Collie Want a Cracker?

Funny story written by Chuck Terzella

Tuesday, 9 December 2003

It was early in the morning, much too early for telemarketers or bill collectors, you know decent people, when the phone rang.

“ Hello, Colin? It’s me, President Georgie Bush. How’re ya all doin today?”

“ Uh, Mr. President, it’s not Colin Powell. It’s me, Chu... I mean, yes Sir, what can I do for you this morning?”

“ Look, son, we got ourselves some problems here. As you know, I don’t govern by polls. If I want to bomb and invade a country or set my friends up in lucrative rebuilding deals I don’t listen to any poll that tells me I’m wrong, right?”

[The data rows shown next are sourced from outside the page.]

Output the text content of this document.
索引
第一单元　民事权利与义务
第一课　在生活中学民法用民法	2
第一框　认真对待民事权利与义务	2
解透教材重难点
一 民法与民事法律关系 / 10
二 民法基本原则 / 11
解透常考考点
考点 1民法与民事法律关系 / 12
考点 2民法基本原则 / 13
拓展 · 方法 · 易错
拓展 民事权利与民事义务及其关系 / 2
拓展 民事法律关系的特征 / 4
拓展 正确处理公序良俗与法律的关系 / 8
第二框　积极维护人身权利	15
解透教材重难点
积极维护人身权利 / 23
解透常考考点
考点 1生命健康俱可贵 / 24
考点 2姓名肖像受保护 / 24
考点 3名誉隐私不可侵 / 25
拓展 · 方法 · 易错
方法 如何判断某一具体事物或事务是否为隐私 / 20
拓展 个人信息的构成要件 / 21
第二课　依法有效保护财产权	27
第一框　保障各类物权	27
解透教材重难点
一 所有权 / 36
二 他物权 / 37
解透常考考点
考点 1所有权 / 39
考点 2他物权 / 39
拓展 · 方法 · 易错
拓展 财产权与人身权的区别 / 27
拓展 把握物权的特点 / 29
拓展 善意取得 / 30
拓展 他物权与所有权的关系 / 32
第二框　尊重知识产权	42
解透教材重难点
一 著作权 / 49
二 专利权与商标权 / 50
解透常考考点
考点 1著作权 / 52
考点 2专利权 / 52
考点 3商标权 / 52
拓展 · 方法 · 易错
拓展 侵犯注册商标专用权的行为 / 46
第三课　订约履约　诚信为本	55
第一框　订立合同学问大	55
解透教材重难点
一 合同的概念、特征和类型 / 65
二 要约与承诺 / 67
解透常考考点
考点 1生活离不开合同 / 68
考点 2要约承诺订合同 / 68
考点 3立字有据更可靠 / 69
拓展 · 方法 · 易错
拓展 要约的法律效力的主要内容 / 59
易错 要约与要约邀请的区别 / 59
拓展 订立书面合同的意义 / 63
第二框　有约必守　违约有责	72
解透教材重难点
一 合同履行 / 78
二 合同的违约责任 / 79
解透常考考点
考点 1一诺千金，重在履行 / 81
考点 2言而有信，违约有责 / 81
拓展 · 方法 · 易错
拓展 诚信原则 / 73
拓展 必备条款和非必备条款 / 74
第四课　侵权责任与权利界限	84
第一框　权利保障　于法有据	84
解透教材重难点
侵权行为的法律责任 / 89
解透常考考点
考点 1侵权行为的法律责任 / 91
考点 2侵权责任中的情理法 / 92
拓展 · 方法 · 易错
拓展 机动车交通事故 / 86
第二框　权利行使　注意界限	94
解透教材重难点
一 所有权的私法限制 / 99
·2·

“ That’s the way it looks to me Sir. You’re an amazing man and it’s been an amazing 1st term. I mean, I’m amazed at the way you’ve been able to strip the budget surplus and put the country so deeply in debt that my grandchildren will still be only paying off the interest when they’re my age. I’m amazed that for the first time since the Great Depression this country has actually lost jobs for years running. I’m amazed that you’ve managed scare North Korea and Iran into a full tilt pursuit of nuclear weapons because they think they’re next on your hit list. And I’m amazed that you could start an unprecedented first strike war on an oil rich evil dictatorship using completely bogus evidence and justification and in spite of overwhelming world opposition. I’m just as amazed that at the rate you’re going we won’t have an livable environment in twenty years, and that everyone one on the planet hates us. What’s really amazing is that this Administration is protecting Dick Cheney’s Energy Advisors identities but revealing the names of covert CIA operatives. And it’s all thanks to you Sir.”

“ I appreciate that,” replied the President, obviously, if somewhat irrationally pleased, “ I’ve always said that you were one” He got serious.” But the fact remains, that these past few months have been a bit tough. Who would’ve thought that those ungrateful Iraqi’s wouldn’t be happy that I occupied them? Who would thought that the U.N. would suddenly get all relevant on me? Where do they get off doing that? I mean, don’t they know we know what’s best for the world? I looked into Putin’s soul for goodness sakes! It makes me crazy.”

“ So that’s what did it.”, I answered sympathetically, “ Look Mr. President, you’re doing a fine job. I guarantee this if you keep doing exactly what your doing and don’t give up, all your problems will be over soon.”

“ Well, I sure thank you for that thought don’t mind if I call you Collie do you? I always like to give my buddies little nick-names... but what I want to know is when will my problems be over?”

“ With any luck at all, next November.”, I replied

The funny story above is a satire or parody. It is entirely fictitious.